Тут совсем близко На пол каких-нибудь часика говорил я, думая про себя: «Идиот!»
Ты что же вознамерился меня трахнуть? насмешливо глядя на меня, спросила Настя.
Нет, только посмотреть новую комедию я окончательно смутился У меня не было даже телевизора в берлоге.
Ты и без комедии смешон, Саша, она который раз за вечер назвала меня чужим именем.
Не знаю, кто это было, да и не очень то мне и хотелось знать. Чтобы не путаться я предложил ей называть меня по фамилии.
Грибоедов задумчиво повторила за мной Настя, проводя кончиком языка по губам. Наверное, тебя в школе дразнили Грибником или Грибоедом. У тебя действительно есть что-то общее с грибами.
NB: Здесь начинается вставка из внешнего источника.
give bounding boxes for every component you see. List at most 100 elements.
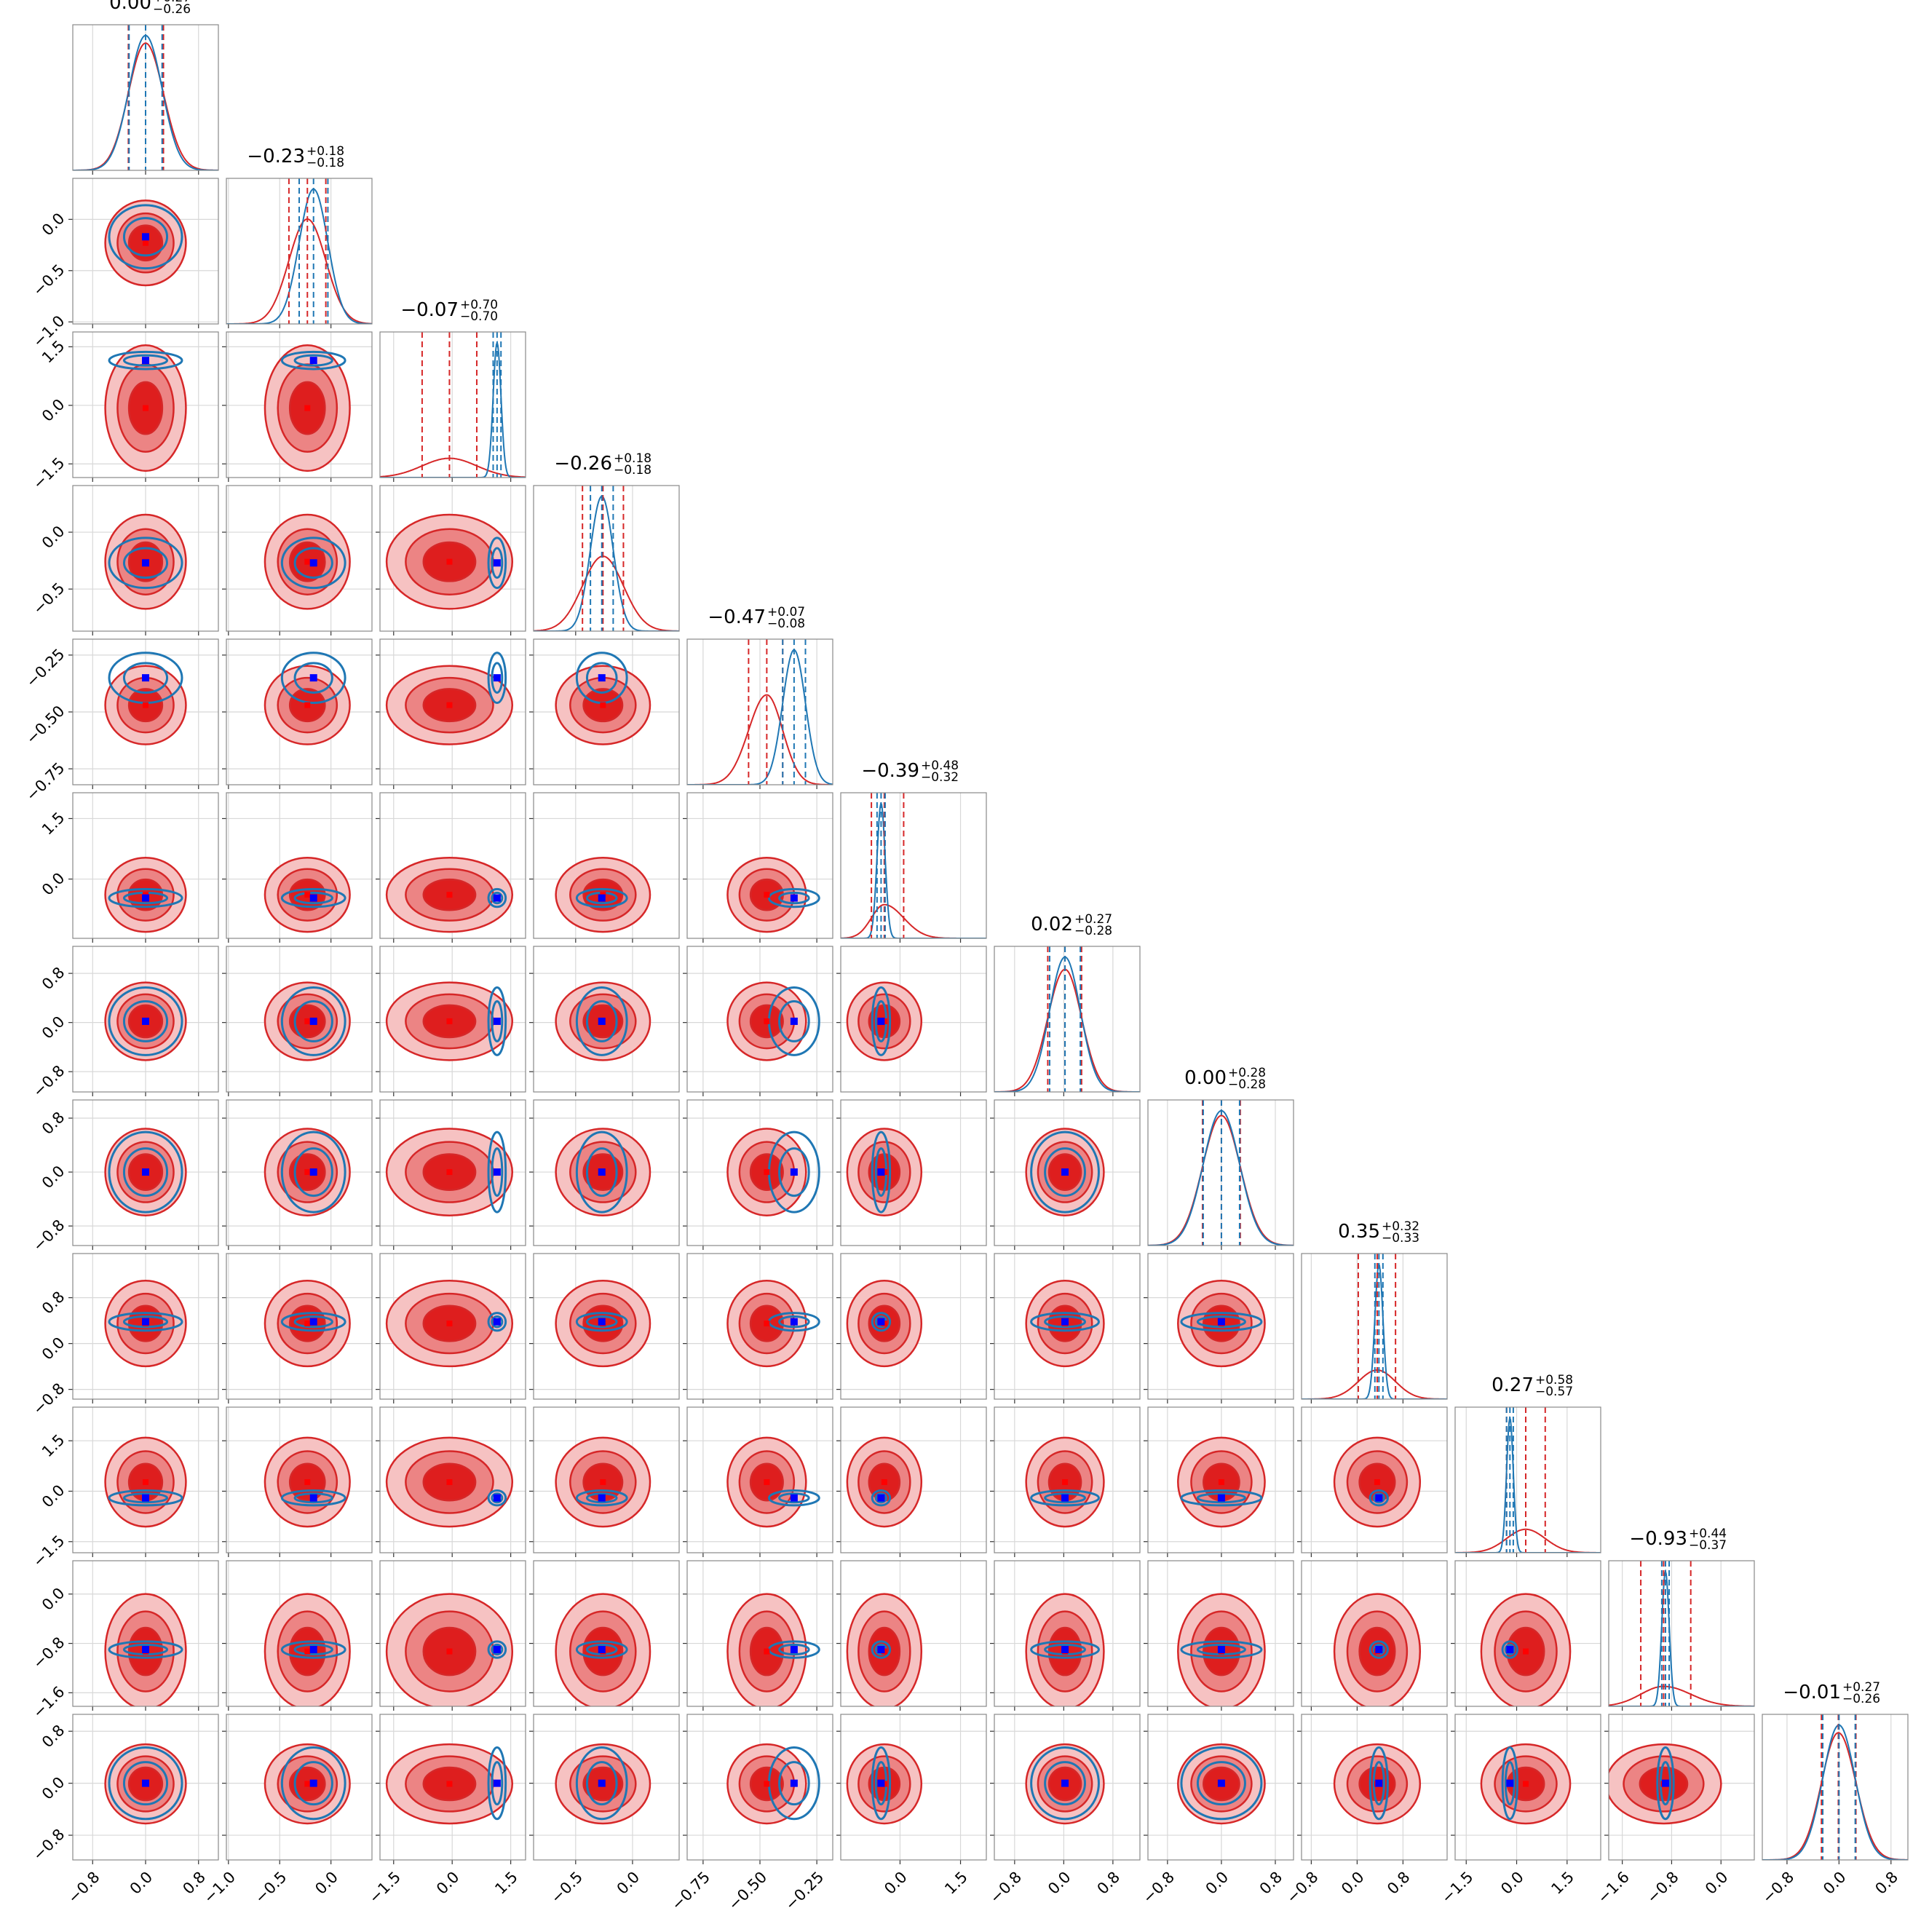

Такой же мягкий, вяловатый, безвкусный
Так мы идем или нет? раздраженно спросил я, привставая с подушек.
Не торопись, глупенький она положила свою теплую, влажную ладонь на мою руку. Глаза у Насти были грустные, с поволокой.
Самое примечательное, что Настя все-таки согласилась пойти ко мне на фильм. Перед этим она украдкой взглянула на часики и наверно решила, что все-таки может себе позволить немного расслабиться.
Ну что ж веди меня, комедиант! шутливо произнесла она.
В общем, я так и не понял, почему она согласилась. Ведь упрашивал я ее так топорно, так неловко, что чем больше упрашивал, тем яснее осознавал, что она наверняка не согласится. И только из-за упрямства своего великого и продолжал упрашивать. Нет, это удивительно, почему она вот так вот быстро сдалась?
По дороге в берлогу я нес полную околесицу, совершенно отвязный бред. Я боялся, что если хоть на секунду остановлюсь, то Настя вдруг вспомнит о каком-нибудь важном, безотлагательном деле, развернется и уйдет Настя шла, обхватив себя руками, поеживаясь (было по-вечернему зябко, к тому же стало накрапывать) и задумчиво улыбаясь, смотрела себе под ноги. Она, кажется, совершенно меня не слушала. Во всяком случае, я ее несколько раз о чем-то спрашивал, стараясь завлечь в пучину моего бреда, и она невпопад отвечала. «Да, конечно» говорила она, или просто кивала. Между нами была какая-то недоговоренность, нервозное напряжение. Мы были похожи на двух злоумышленников, которые решились на преступление и теперь спешили, боясь передумать.
А в моем логове произошло вот что: меня растоптал гулкий, утробный голос. Звучал он до того глумливо, что всякое желание у меня пропало. Я, вымученно улыбаясь, смотрел на очаровательную Настю и с безысходной тоскою думал: зачем я ее сюда притащил! Может быть, наше пришествие в берлогу, громогласно озвученное глумом У, совпало для меня с протрезвлением. Так или иначе, но мне уже ничего не хотелось. А тут еще я стал опасаться, что Настя чего доброго решит остаться на ночь. А этого мне хотелось и того меньше.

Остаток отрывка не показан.